Cameramen are among the most extraordinarily able and competent people I know. They have to have an insight into natural history that gives them a sixth sense of what the creature is going to do, so they can be ready to follow.
I'm against this huge globalisation on the basis of economic advantage.
People must feel that the natural world is important and valuable and beautiful and wonderful and an amazement and a pleasure.
It's a moral question about whether we have the right to exterminate species.
All our environmental problems become easier to solve with fewer people and harder - and ultimately impossible to solve - with ever more people.
It is that range of biodiversity that we must care for - the whole thing - rather than just one or two stars.
If I can bicycle, I bicycle.
The only way to save a rhinoceros is to save the environment in which it lives, because there's a mutual dependency between it and millions of other species of both animals and plants.
I had a huge advantage when I started 50 years ago - my job was secure. I didn't have to promote myself. These days there's far more pressure to make a mark, so the temptation is to make adventure television or personality shows. I hope the more didactic approach won't be lost.

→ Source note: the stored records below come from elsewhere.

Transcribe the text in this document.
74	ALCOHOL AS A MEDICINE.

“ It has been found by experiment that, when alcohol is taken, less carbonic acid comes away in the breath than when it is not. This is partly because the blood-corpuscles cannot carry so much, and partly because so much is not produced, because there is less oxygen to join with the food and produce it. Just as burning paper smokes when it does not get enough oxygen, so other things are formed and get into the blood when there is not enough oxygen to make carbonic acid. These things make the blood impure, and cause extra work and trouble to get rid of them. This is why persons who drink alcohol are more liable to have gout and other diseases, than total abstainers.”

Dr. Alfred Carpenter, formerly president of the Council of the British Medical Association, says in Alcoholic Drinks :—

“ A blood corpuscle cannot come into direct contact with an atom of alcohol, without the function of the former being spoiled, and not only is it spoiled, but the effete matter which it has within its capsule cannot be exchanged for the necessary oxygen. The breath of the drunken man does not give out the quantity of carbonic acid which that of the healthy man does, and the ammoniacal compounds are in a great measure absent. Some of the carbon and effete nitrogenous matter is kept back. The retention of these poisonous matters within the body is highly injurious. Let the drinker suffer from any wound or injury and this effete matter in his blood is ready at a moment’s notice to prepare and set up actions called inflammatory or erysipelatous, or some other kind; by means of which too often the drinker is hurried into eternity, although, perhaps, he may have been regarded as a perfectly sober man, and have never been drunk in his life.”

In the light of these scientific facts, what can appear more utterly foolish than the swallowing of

I don't run a car, have never run a car. I could say that this is because I have this extremely tender environmentalist conscience, but the fact is I hate driving.

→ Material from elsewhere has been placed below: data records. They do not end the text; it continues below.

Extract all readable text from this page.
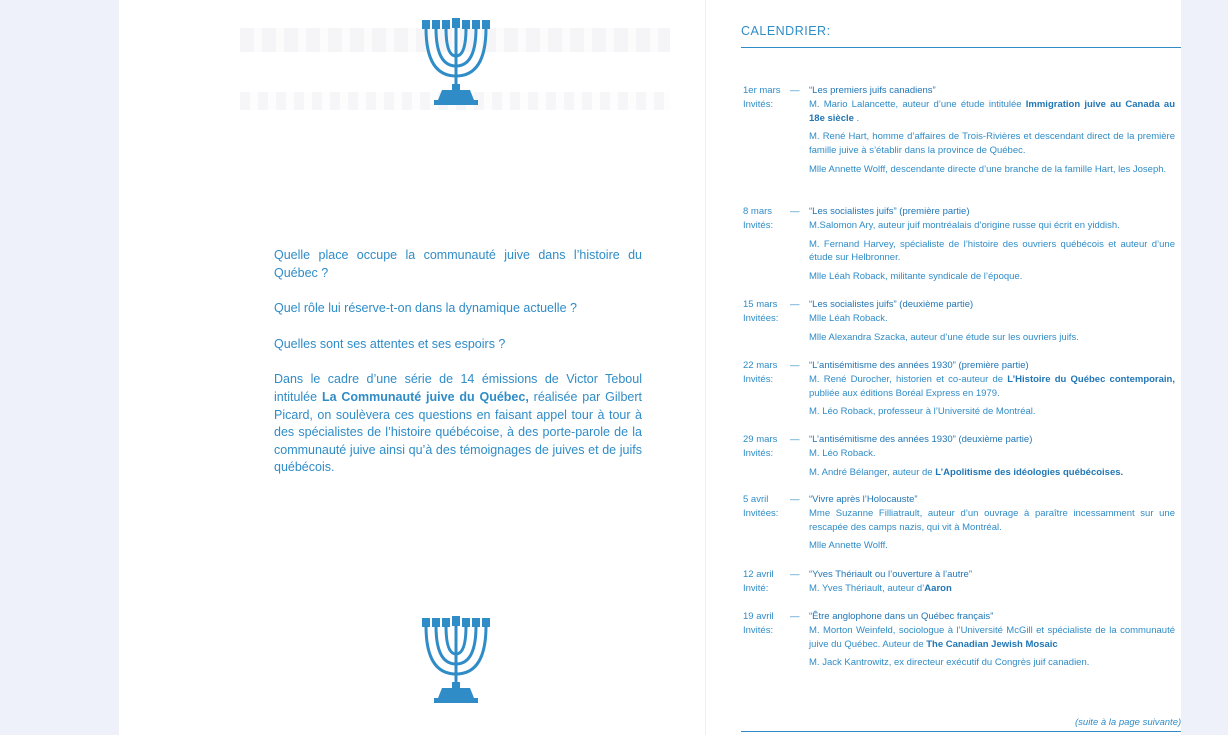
Quelle place occupe la communauté juive dans l’histoire du Québec ?

Quel rôle lui réserve-t-on dans la dynamique actuelle ?

Quelles sont ses attentes et ses espoirs ?

Dans le cadre d’une série de 14 émissions de Victor Teboul intitulée La Communauté juive du Québec, réalisée par Gilbert Picard, on soulèvera ces questions en faisant appel tour à tour à des spécialistes de l’histoire québécoise, à des porte-parole de la communauté juive ainsi qu’à des témoignages de juives et de juifs québécois.

CALENDRIER:
1er mars —
Invités:
“Les premiers juifs canadiens”
M. Mario Lalancette, auteur d’une étude intitulée Immigration juive au Canada au 18e siècle .
M. René Hart, homme d’affaires de Trois-Rivières et descendant direct de la première famille juive à s’établir dans la province de Québec.
Mlle Annette Wolff, descendante directe d’une branche de la famille Hart, les Joseph.
8 mars —
Invités:
“Les socialistes juifs” (première partie)
M.Salomon Ary, auteur juif montréalais d’origine russe qui écrit en yiddish.
M. Fernand Harvey, spécialiste de l’histoire des ouvriers québécois et auteur d’une étude sur Helbronner.
Mlle Léah Roback, militante syndicale de l’époque.
15 mars —
Invitées:
“Les socialistes juifs” (deuxième partie)
Mlle Léah Roback.
Mlle Alexandra Szacka, auteur d’une étude sur les ouvriers juifs.
22 mars —
Invités:
“L’antisémitisme des années 1930” (première partie)
M. René Durocher, historien et co-auteur de L’Histoire du Québec contemporain, publiée aux éditions Boréal Express en 1979.
M. Léo Roback, professeur à l’Université de Montréal.
29 mars —
Invités:
“L’antisémitisme des années 1930” (deuxième partie)
M. Léo Roback.
M. André Bélanger, auteur de L’Apolitisme des idéologies québécoises.
5 avril —
Invitées:
“Vivre après l’Holocauste”
Mme Suzanne Filliatrault, auteur d’un ouvrage à paraître incessamment sur une rescapée des camps nazis, qui vit à Montréal.
Mlle Annette Wolff.
12 avril —
Invité:
“Yves Thériault ou l’ouverture à l’autre”
M. Yves Thériault, auteur d’Aaron
19 avril —
Invités:
“Être anglophone dans un Québec français”
M. Morton Weinfeld, sociologue à l’Université McGill et spécialiste de la communauté juive du Québec. Auteur de The Canadian Jewish Mosaic
M. Jack Kantrowitz, ex directeur exécutif du Congrès juif canadien.
(suite à la page suivante)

The whole of science, and one is tempted to think the whole of the life of any thinking man, is trying to come to terms with the relationship between yourself and the natural world. Why are you here, and how do you fit in, and what's it all about.
Steve Irwin did wonderful conservation work but I was uncomfortable about some of his stunts. Even if animals aren't aware that you are not treating them with respect, the viewers are.
Birds are the most popular group in the animal kingdom. We feed them and tame them and think we know them. And yet they inhabit a world which is really rather mysterious.
Dealing with global warming doesn't mean we have all got to suddenly stop breathing. Dealing with global warming means that we have to stop waste, and if you travel for no reason whatsoever, that is a waste.
I mean, it is an extraordinary thing that a large proportion of your country and my country, of the citizens, never see a wild creature from dawn 'til dusk, unless it's a pigeon, which isn't really wild, which might come and settle near them.
I can mention many moments that were unforgettable and revelatory. But the most single revelatory three minutes was the first time I put on scuba gear and dived on a coral reef. It's just the unbelievable fact that you can move in three dimensions.
It's coming home to roost over the next 50 years or so. It's not just climate change; it's sheer space, places to grow food for this enormous horde. Either we limit our population growth or the natural world will do it for us, and the natural world is doing it for us right now.
Crying wolf is a real danger.
An understanding of the natural world and what's in it is a source of not only a great curiosity but great fulfillment.
There are some four million different kinds of animals and plants in the world. Four million different solutions to the problems of staying alive.
There is no question that climate change is happening; the only arguable point is what part humans are playing in it.
Many individuals are doing what they can. But real success can only come if there is a change in our societies and in our economics and in our politics.
The question is, are we happy to suppose that our grandchildren may never be able to see an elephant except in a picture book?
Everyone likes birds. What wild creature is more accessible to our eyes and ears, as close to us and everyone in the world, as universal as a bird?
It seems to me that the natural world is the greatest source of excitement; the greatest source of visual beauty; the greatest source of intellectual interest. It is the greatest source of so much in life that makes life worth living.